One thing I’m sure of: none of you stopped to analyze the quality of your 2004 decision-making and explicitly change the criteria you used to make your bad decision. It may be 2008, but you’re about to use the same broken decision-making process in November and you’ll wonder why politics doesn’t change.

Political flaming aside, when you make a decision that turns out badly, do you explicitly learn from it? And if so, do you use an explicit “post mortem” process? And do you tend to learn about specifics of a situation (e.g. “I’m never voting for candidate Z again because they lie”), or do you actually change your decision-making process (e.g. “next time, I will look at voting records and read news articles on opposing web sites and supporting web sites before making my decision.”)?

What would you do if you knew you *would* fail?

There’s a motivational question people ask: What would you attempt if you knew you could not fail? It’s a good question for getting over the hurdle of fear of failure.

For me, it can kick me into action. Once I’m in action, though, my immediate instinct is to do what makes the most sense to reach the goal.

But it seems to me that it isn’t failure we’re afraid of, it’s uncertainty. So I tried asking, “What would I do if I had to do something, but knew I would fail anyway?” (Eliminate the uncertainty, but make it a guarantee of failure rather than a guarantee of success.)

Much to my surprise, my approach became a game. It freed my thinking in a way that the other question did not, and I began coming up with very “out-of-the-box” ideas.

(This reminds me of the essay The Wisdom of No Escape, by Buddhist nun Pema Chodron.)

What’s your experience? Does the question “What would you do if you knew you would fail?” do anything for you?

What would make this book unique?

A friend asked a very good question: how will my book be different from the other productivity books on the market?

My intent is to provide tips that cover a wide range of emotionally-powerful issues that have simple, behavioral solutions that impact people’s feelings of happiness and success. To me, the point is to live a happy life, and my tips are oriented around the elements of productivity that contribute to happiness, not simply to making your boss richer.

Yet even this positioning isn’t exactly unique. Covey’s Seven Habits does life-success disguised as business productivity as well.
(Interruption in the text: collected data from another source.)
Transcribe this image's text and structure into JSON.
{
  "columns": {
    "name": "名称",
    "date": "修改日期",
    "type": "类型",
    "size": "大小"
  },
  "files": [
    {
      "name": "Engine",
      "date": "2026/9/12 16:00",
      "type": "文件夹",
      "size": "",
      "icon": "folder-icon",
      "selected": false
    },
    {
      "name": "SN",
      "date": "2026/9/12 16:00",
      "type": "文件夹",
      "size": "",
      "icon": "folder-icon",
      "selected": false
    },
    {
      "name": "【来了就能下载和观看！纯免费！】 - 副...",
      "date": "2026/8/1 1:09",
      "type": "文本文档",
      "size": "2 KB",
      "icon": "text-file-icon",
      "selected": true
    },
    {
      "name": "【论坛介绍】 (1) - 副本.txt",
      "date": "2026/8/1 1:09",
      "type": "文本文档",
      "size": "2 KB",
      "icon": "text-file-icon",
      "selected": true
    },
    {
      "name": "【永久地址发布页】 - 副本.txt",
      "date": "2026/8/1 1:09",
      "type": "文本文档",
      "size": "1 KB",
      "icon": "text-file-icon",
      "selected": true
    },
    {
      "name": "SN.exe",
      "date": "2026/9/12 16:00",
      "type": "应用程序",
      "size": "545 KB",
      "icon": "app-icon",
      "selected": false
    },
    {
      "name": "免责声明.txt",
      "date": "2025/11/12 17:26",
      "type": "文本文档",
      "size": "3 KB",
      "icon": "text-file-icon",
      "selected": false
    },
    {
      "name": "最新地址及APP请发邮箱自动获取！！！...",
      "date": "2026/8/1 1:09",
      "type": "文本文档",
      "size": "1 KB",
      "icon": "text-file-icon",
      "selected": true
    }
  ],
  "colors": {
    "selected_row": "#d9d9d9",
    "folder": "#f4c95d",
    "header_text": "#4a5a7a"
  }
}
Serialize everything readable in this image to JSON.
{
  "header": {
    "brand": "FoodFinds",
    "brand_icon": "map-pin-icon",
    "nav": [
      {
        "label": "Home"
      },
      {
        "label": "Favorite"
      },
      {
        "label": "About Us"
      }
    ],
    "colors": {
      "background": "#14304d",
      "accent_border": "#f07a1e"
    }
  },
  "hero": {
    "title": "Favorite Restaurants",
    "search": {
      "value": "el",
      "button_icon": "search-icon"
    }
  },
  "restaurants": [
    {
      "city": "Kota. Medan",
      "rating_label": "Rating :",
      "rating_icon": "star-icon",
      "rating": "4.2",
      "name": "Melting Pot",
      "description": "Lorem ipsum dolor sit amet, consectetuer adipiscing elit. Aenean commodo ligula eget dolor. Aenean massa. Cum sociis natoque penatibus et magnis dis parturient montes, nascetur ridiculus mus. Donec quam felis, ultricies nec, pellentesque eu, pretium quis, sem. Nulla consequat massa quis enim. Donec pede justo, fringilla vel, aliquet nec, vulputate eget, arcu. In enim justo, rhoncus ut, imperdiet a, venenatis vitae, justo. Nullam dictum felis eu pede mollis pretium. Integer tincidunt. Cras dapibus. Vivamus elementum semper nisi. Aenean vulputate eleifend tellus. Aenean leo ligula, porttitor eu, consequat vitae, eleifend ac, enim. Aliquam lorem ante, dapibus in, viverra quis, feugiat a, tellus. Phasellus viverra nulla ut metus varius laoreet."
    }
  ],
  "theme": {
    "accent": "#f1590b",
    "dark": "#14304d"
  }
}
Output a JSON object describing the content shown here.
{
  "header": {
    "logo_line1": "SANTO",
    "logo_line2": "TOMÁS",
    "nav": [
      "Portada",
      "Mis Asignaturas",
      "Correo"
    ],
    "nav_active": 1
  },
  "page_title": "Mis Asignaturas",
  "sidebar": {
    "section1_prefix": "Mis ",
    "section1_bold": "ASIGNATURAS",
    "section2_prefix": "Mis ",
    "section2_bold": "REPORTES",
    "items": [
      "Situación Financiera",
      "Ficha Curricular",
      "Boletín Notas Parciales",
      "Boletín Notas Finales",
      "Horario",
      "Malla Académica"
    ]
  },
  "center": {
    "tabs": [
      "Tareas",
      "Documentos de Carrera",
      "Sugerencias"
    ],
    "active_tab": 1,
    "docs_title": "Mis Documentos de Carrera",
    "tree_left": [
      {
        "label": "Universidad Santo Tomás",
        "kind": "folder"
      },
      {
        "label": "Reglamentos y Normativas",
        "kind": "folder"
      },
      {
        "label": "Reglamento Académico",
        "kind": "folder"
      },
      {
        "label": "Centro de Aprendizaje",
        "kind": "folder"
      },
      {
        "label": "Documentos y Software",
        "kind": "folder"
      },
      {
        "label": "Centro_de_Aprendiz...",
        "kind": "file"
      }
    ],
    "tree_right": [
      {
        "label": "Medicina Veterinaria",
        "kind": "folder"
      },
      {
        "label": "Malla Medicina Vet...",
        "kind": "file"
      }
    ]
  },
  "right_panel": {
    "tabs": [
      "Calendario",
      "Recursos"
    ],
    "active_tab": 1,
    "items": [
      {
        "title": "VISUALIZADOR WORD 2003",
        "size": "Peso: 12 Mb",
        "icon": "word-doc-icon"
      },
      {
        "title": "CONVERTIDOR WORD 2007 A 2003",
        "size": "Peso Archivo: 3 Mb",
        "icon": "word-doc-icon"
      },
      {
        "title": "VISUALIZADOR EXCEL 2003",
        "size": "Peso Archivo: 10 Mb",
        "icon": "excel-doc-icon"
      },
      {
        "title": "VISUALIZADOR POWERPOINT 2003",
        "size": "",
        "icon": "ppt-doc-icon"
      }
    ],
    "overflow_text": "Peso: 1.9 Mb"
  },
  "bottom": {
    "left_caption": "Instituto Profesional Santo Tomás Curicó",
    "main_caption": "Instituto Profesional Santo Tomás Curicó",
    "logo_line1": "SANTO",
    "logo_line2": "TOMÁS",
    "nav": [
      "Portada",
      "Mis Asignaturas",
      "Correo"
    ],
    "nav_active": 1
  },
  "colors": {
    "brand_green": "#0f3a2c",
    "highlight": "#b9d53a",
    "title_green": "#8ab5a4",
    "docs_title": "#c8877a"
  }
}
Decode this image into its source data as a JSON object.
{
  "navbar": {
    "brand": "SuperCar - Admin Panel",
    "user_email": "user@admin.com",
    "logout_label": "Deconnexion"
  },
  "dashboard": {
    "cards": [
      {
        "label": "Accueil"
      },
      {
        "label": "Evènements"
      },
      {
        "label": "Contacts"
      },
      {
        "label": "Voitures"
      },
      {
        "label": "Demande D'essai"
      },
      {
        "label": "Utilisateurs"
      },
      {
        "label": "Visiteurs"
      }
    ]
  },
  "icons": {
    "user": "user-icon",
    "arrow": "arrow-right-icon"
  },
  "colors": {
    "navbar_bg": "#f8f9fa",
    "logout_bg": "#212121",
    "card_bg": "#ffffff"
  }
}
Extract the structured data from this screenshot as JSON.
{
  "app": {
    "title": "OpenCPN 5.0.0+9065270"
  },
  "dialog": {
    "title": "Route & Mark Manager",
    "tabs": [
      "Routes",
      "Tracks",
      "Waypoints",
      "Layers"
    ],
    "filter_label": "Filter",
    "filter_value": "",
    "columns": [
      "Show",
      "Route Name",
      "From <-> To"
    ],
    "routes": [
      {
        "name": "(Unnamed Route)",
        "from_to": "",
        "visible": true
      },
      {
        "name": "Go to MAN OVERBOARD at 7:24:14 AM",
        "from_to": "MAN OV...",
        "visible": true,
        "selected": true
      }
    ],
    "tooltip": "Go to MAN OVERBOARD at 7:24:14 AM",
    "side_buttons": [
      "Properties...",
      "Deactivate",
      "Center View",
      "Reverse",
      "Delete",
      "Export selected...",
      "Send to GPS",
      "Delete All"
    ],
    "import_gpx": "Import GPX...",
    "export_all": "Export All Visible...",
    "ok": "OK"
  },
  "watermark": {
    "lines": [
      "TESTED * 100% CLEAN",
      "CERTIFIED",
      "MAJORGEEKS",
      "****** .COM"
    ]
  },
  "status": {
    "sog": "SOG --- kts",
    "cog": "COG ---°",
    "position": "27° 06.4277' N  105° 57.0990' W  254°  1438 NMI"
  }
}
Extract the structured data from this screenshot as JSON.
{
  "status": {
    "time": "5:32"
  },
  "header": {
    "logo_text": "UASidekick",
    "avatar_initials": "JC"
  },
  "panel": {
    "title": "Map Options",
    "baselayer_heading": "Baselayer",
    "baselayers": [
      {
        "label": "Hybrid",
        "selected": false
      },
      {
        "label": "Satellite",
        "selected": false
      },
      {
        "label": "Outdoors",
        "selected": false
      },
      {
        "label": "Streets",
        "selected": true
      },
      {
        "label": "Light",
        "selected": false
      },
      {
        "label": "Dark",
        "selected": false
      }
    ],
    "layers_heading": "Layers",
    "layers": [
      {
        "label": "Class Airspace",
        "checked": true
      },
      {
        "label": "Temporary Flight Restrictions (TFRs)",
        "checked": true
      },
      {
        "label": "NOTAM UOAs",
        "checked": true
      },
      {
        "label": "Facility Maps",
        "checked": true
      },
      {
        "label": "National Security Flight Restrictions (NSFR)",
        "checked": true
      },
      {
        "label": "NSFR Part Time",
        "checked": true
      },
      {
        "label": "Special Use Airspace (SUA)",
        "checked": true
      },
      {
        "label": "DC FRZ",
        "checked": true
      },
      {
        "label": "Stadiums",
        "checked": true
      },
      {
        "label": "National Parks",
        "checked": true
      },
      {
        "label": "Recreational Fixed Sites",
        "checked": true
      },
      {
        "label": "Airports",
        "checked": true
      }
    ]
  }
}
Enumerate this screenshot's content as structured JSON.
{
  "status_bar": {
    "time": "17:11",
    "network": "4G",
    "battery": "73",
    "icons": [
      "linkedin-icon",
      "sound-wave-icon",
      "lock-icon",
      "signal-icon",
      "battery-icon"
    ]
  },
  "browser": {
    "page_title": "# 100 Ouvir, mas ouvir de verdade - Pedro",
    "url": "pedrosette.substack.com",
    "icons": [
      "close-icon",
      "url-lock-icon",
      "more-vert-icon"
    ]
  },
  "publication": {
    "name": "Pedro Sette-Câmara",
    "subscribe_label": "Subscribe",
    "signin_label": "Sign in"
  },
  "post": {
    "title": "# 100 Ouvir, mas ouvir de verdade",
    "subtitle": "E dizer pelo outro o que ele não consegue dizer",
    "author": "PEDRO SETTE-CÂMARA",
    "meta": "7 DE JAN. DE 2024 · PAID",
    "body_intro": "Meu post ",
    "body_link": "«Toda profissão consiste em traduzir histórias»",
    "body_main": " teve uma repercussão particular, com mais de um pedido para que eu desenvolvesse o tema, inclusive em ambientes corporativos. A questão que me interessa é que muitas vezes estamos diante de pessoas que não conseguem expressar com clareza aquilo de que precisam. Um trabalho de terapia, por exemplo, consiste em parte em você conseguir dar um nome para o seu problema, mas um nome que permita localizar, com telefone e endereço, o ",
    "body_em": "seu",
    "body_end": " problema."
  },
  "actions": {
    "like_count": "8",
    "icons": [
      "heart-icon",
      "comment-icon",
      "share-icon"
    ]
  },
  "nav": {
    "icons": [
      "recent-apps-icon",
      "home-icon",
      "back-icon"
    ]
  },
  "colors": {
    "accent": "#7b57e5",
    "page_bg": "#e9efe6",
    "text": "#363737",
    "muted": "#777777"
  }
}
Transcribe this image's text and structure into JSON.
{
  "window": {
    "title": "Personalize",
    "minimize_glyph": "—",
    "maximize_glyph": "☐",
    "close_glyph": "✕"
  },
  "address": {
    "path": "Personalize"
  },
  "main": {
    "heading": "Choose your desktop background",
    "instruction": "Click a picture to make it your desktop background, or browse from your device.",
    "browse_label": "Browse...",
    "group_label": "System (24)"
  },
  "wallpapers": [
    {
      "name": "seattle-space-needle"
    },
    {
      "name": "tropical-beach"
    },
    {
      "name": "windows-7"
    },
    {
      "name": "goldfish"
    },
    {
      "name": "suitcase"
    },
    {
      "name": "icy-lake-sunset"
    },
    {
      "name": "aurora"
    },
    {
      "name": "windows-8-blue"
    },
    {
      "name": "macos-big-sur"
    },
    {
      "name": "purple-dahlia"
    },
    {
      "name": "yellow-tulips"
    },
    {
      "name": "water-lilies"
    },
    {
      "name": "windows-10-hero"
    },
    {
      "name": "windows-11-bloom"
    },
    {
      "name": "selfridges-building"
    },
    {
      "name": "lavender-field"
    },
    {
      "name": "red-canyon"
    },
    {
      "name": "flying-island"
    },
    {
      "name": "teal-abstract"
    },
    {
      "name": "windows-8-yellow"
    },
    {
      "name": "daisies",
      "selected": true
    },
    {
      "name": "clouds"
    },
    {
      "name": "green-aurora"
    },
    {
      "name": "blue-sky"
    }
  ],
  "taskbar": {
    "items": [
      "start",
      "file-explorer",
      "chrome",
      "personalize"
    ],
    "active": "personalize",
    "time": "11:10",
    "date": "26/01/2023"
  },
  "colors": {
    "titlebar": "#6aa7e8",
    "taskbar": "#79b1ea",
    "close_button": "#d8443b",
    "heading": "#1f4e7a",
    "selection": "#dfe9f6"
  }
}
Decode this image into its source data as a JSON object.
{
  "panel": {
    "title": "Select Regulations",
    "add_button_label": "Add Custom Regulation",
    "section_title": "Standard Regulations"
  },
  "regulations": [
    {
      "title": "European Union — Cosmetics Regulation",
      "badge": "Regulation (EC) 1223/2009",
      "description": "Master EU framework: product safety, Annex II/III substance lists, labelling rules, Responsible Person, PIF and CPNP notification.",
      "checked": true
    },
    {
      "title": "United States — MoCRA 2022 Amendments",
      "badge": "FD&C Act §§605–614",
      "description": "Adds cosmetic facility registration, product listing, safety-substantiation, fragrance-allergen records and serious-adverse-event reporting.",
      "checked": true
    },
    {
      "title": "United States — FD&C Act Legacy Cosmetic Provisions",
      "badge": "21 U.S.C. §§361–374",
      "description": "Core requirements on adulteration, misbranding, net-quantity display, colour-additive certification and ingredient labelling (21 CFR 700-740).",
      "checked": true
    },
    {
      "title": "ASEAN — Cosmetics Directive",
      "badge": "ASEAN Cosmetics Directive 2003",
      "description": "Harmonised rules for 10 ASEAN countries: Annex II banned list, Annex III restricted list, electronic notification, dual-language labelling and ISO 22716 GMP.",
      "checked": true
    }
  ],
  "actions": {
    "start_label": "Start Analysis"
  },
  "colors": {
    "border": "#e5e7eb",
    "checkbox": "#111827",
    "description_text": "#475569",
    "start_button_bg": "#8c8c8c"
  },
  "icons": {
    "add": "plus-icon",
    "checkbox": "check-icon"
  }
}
What I know is unique is that (a) my tips sometimes take a perspective that no one else has, and (b) my literary “voice” is a lot more fun than most of the business books out there.

Is that enough? Any thoughts on what could make this book unique, given the podcasts of mine you’ve heard?

What issues do you have focusing on your most important life goals?

@chrisbrogan was asking how to focus on life goals. Is this an issue you have, too? How come? What gets in the way?

It seems to me two important aspects to focusing your life on your goals are:

  1. Know what your goals are.
  2. Say ‘No’ to time uses that aren’t aligned with those goals.

What are your obstacles? How have you overcome them? (Or if not, what’s gone wrong?)

How does the concept of failure serve you?

In a rather extensive twitter thread, we’ve been discussing how “failure” serves us. The consensus seems to be: failure is a good thing if we learn from it. So if it’s a good thing, why do we fear it? (Since after all, we can always elect to learn from it.)

  • @candees: we’re afraid of others’ perceptions of us when we fail.
  • @harrowdrive: we get conditioned to fear failure as kids.
  • @starshyne: we equate project failure with failure as a person
  • @smsaxon: we think failure will be permanent
  • @erebor (Ryan Waldron): we don’t know the cost beforehand, so we fear the cost will be too high.
  • @cathystucker: failure is embarassing

When others fail

We’re pretty much not as judgmental as we fear others will be.